Das Arbeitsgericht erkannte die ordentliche Kündigung an. Die weiteren Klagepunkte sowohl vom Kläger als auch von der Beklagten wurden abgewiesen. Dass es sich bei der Datenlöschung „um eine bewusst vorsätzliche Schädigung“ gehandelt habe, sei nicht zu erkennen. Allerdings würden sämtliche Arbeitsergebnisse der Beklagten zustehen.
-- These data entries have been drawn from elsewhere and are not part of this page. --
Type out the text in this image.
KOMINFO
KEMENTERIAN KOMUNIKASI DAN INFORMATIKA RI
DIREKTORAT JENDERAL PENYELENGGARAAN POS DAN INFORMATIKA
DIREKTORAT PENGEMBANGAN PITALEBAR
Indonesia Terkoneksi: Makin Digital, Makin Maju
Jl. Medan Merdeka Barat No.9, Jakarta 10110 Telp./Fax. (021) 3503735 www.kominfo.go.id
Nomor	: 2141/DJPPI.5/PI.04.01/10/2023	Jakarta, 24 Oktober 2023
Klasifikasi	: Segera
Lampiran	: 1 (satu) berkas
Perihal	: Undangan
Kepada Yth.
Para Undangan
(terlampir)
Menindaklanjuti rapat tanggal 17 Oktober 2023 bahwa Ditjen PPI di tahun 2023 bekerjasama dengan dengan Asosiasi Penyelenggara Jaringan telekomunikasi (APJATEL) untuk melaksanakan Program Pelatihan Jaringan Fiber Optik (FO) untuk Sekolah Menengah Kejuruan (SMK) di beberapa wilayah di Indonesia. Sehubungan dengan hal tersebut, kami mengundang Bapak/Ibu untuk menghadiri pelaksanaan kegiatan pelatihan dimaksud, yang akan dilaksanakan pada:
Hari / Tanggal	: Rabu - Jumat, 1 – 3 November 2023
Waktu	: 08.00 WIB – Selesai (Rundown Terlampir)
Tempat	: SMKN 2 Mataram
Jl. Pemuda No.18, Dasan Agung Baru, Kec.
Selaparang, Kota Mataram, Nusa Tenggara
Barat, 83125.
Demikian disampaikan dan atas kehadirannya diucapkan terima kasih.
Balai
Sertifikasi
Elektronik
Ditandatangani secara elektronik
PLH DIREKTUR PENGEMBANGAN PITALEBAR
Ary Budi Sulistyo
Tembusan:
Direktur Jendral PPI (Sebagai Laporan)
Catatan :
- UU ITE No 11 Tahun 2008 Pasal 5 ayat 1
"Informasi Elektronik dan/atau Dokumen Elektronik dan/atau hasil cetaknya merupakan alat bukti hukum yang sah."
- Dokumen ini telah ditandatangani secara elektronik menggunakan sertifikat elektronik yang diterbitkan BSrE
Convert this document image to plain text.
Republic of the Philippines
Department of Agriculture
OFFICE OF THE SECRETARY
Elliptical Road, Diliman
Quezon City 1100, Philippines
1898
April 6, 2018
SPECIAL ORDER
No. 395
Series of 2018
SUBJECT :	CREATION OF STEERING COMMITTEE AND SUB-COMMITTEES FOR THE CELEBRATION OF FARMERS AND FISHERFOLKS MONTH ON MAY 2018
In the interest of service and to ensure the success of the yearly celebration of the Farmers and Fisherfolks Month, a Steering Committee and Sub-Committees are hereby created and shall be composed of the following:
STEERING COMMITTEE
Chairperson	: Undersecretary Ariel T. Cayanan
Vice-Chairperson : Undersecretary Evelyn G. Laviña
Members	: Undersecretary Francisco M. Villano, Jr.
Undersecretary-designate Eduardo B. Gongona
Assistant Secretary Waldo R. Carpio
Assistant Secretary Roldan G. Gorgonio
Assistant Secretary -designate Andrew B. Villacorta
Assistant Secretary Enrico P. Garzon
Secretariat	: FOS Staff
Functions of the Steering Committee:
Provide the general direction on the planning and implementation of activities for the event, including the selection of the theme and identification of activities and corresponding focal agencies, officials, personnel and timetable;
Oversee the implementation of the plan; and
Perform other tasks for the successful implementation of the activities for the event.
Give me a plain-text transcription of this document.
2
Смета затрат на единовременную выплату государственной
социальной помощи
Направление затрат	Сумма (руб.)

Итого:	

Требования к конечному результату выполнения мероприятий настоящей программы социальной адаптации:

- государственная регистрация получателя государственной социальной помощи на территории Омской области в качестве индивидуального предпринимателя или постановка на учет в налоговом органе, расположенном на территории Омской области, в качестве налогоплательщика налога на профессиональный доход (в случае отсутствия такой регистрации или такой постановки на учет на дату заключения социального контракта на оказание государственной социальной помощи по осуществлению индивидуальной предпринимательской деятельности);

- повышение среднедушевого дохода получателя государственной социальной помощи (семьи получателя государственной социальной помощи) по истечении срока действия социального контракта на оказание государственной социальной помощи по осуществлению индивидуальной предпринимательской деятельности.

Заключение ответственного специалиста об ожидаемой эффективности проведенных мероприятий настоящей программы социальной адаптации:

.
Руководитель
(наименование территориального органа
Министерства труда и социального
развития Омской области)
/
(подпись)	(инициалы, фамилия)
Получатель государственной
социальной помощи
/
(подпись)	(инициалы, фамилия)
Bereitschaft, ‚verbrannte Erde zu hinterlassen‘ rechtfertigt außerordentlichen Rauswurf

Der Kläger legt Berufung ein und beantragt die Feststellung, dass das Arbeitsverhältnis durch die ausgesprochene Kündigung nicht beendet worden sei. Die Beklagte legt Anschlussberufung ein und beantragt, die Klage in vollem Umfang abzuweisen. Dargelegt wird, dass ein Arbeitnehmer, der eine solche enorme Datenmenge über relevante Kundenbeziehungen lösche, „gegen die selbstverständliche Nebenpflicht eines jeden Arbeitnehmers“ verstoße, „die Interessen des Arbeitgebers zu berücksichtigen“. Dieses Verhalten berechtige zur außerordentlichen fristlosen Kündigung.

Die Anschlussberufung der Beklagten hatte Erfolg. Das LAG legt dar, dass die Pflichtverletzung des Klägers, die Löschung der mehr als 3.400 Dateien, erheblich ist. Die Kammer wörtlich: „Deutlicher kann man seinen Abkehrwillen und die Bereitschaft, ‚verbrannte Erde zu hinterlassen‘ kaum zum Ausdruck bringen.“ Denn Anlass der Datenlöschung seien nicht einzelne Projekte oder die Arbeit des Klägers gewesen, sondern der geäußerte Trennungswunsch der Beklagten. Insofern sei der Firma in „Abwägung sämtlicher Gesichtspunkte“ ein Festhalten am Arbeitsverhältnis „auch nur bis zum Ablauf der ordentlichen Kündigungsfrist nicht zuzumuten“.

Revision wurde nicht zugelassen.

Urteil des Landesarbeitsgerichts Baden-Württemberg vom 17.09.2020 (Az.: 17 Sa 8/20).

Vorinstanz: Urteil des Arbeitsgerichts Stuttgart (Kammern Aalen) vom 01.10.2019 (Az.: 27 Ca 97/19).